Today, about half of the Malagasy population is Christian, either Catholic or Protestant. In general, the Malagasy people are very religious and Sunday mass in particular is followed closely. So it's a chance for families to put on their finest clothes and go to church, the men in nice suits, and the women in beautiful dresses.
Life seems to stand still. I was very surprised on my first Sunday in Madagascar, to find the capital totally empty! It was a time for me to ask myself what was happening and to understand why the normally busy streets were suddenly deserted. The bells rang, a huge crowd came out of nowhere, and then everything was back to normal in the streets.
The Malagasy, however, have not completely forgotten their ancient beliefs and although Christianity is the dominant religion, it is mixed with traditionalanimist beliefs. For example, the Malagasy always refer to a single god, creator of the world, called Zanahary.

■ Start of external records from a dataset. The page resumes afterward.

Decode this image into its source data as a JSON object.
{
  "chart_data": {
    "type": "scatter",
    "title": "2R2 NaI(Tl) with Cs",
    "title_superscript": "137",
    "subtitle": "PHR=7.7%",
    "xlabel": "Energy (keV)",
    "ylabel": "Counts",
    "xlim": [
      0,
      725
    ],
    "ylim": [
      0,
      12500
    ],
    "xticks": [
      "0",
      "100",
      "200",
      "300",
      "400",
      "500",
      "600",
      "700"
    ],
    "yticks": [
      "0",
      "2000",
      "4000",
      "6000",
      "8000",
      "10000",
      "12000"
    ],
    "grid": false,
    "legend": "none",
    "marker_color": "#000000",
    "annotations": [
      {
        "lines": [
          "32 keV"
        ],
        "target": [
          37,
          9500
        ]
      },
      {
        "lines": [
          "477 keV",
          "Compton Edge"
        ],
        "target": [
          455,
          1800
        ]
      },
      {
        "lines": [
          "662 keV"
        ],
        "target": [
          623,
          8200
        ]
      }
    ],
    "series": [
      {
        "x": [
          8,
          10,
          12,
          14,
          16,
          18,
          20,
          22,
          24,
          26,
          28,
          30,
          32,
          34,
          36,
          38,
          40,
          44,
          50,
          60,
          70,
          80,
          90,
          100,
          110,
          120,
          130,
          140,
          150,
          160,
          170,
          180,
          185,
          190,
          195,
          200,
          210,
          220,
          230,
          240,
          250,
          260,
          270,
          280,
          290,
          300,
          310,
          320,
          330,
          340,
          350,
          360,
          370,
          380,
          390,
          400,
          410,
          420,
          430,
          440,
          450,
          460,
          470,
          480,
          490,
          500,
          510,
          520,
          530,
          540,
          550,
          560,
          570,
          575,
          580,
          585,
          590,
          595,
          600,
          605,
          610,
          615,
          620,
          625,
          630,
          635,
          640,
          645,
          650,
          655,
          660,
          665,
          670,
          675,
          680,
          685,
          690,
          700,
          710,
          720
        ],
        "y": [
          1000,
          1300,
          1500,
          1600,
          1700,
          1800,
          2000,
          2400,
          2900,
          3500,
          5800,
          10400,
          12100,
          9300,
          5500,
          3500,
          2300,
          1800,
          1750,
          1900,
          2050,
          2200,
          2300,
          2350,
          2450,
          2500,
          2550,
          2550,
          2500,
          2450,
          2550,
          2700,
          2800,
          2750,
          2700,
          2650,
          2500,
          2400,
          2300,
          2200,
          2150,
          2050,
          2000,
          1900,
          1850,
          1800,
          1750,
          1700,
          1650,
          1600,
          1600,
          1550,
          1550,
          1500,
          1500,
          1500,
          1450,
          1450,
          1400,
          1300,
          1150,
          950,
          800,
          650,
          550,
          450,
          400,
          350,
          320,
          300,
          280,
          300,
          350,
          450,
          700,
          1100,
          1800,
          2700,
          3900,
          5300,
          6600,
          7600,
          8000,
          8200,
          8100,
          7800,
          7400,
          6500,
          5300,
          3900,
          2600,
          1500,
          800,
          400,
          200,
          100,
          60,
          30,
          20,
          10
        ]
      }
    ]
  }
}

In every day life, the Malagasy however make reference to the ancestors, who play the intermediary role between the living and the god Zanahary. So ancestors are revered in a special way and worshipping them sometimes is done in unexpected ways. For example, this is the case with a festival that is the only one of its kind in the world: the Famadihana or the "turning of the bones". It's the most peculiar ceremony that I had the chance to attend.
During a huge party attended by the entire family, friends, and the whole village, the tomb of an ancestor is opened and the body exhumed. The purpose of this exhumation is to change the shroud where the dead lie, so that they don't feel forgotten by their descendants. They are asked for advice and blessings, before being placed back in the grave with a new shroud.
This festival, which takes place about every 5 years, is especially expensive for the family who organises it, and it often causes them to go into debt in order to deal with the expenses brought on by it. In fact, the more people there are at the ceremony, the greater respect there is for ancestors. The festivities usually last for 3 days, during which food and drink are offered to the guests. When the ceremony itself is over, huge feasts are organised and the toka gasy, the local alcohol, flows freely! People eat and drink to the rhythm of the music, and there are performances of hira gasy, a mixture of traditional songs and dances.
If you get the chance to go to a Famadihana Famadihana during your stay in Madagascar,you should go! The people who invited you will be very happy you're there, you'll be as close as possible to Malagasy culture and you will have seen one of the most incredible ceremonies in the world!